They add that of the 2,849 foster children who have siblings, some 500 are eventually separated. “The same brothers and sisters that most often helped them survive their traumatic abuse or neglect, are not there to offer comfort while in foster care,” a statement on their website reads. Indeed, prolonged battles between the state and San Diego family attorneys can leave children in foster care “limbo”, where children aren’t sure if they’ll ever reconnect with their families. During these times, younger children especially rely on comfort and support from their siblings, who share the heartbreaking experience with them.
The camp is a joint effort from San Diego County and the private charitable organization Promises2Kids. It was developed in 2008, when the county and Promises2Kids combined forced and “researched ways to support children in maintaining their family bonds when it is impossible for them to live together in the same placement.”

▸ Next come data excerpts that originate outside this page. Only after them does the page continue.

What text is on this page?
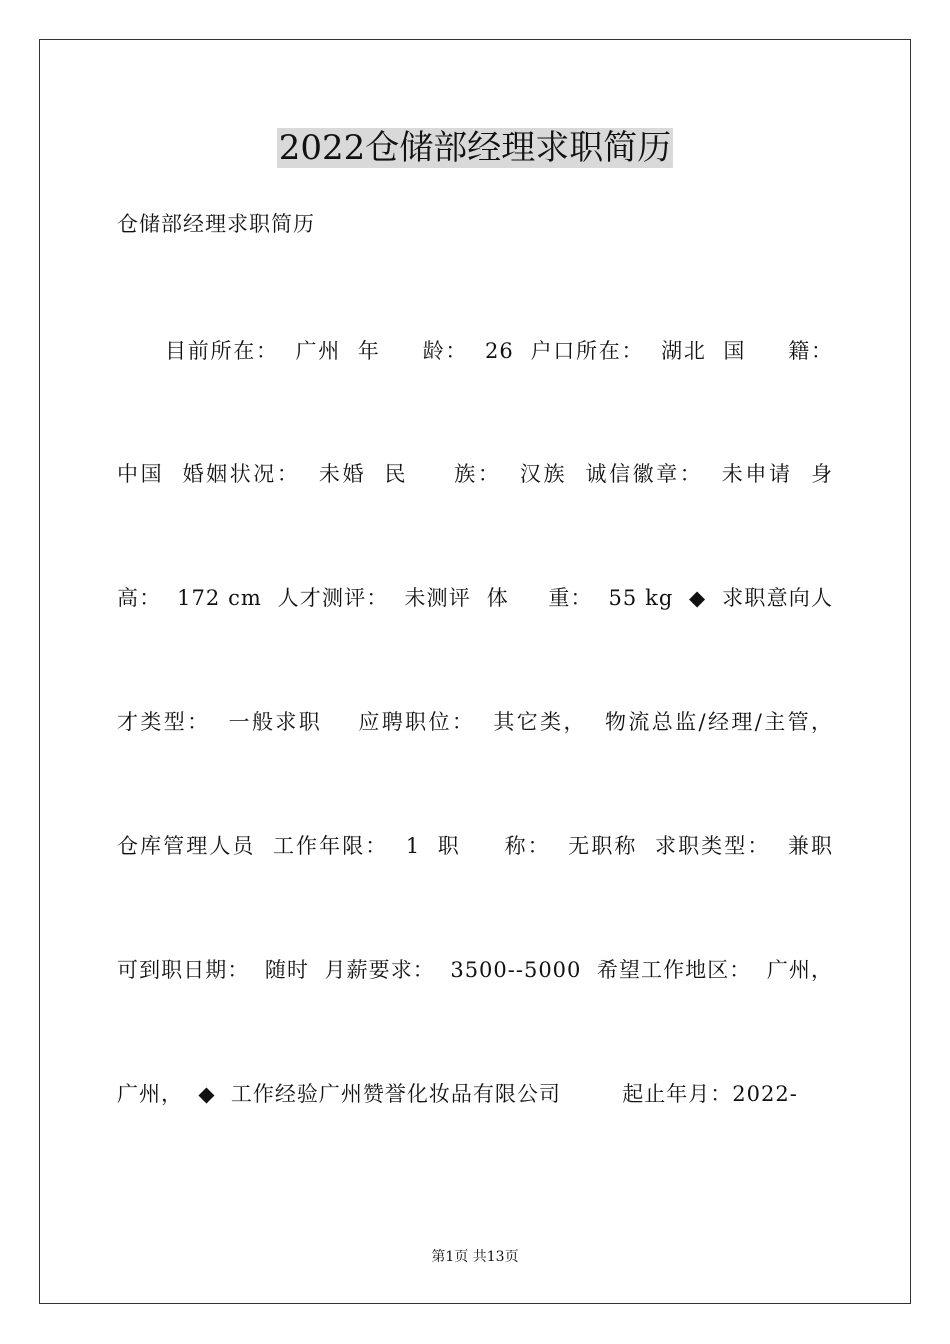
2022仓储部经理求职简历
仓储部经理求职简历
目前所在：  广州  年     龄：  26  户口所在：  湖北  国     籍：
中国  婚姻状况：  未婚  民     族：  汉族  诚信徽章：  未申请  身
高：  172 cm  人才测评：  未测评  体     重：  55 kg  ◆  求职意向人
才类型：  一般求职    应聘职位：  其它类，  物流总监/经理/主管，
仓库管理人员  工作年限：  1  职     称：  无职称  求职类型：  兼职
可到职日期：  随时  月薪要求：  3500--5000  希望工作地区：  广州，
广州，  ◆  工作经验广州赞誉化妆品有限公司        起止年月：2022-
第1页 共13页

Their website offers some impressive statistics regarding the program’s success:
- 70% of children maintain some form of contact (text, email, phone) with siblings between events
- 70% of children report positive self-esteem and confidence
- 50% of caregivers notice improved behavior in participant
- 90% of children describe themselves as happy to see their siblings
- 70% of children report these events were new experiences
Following the summer program, Camp Connect also offers year-round daytime camps, allowing siblings to stay in touch and engage in fun activates like ice skating, museum trips, and attending ball games.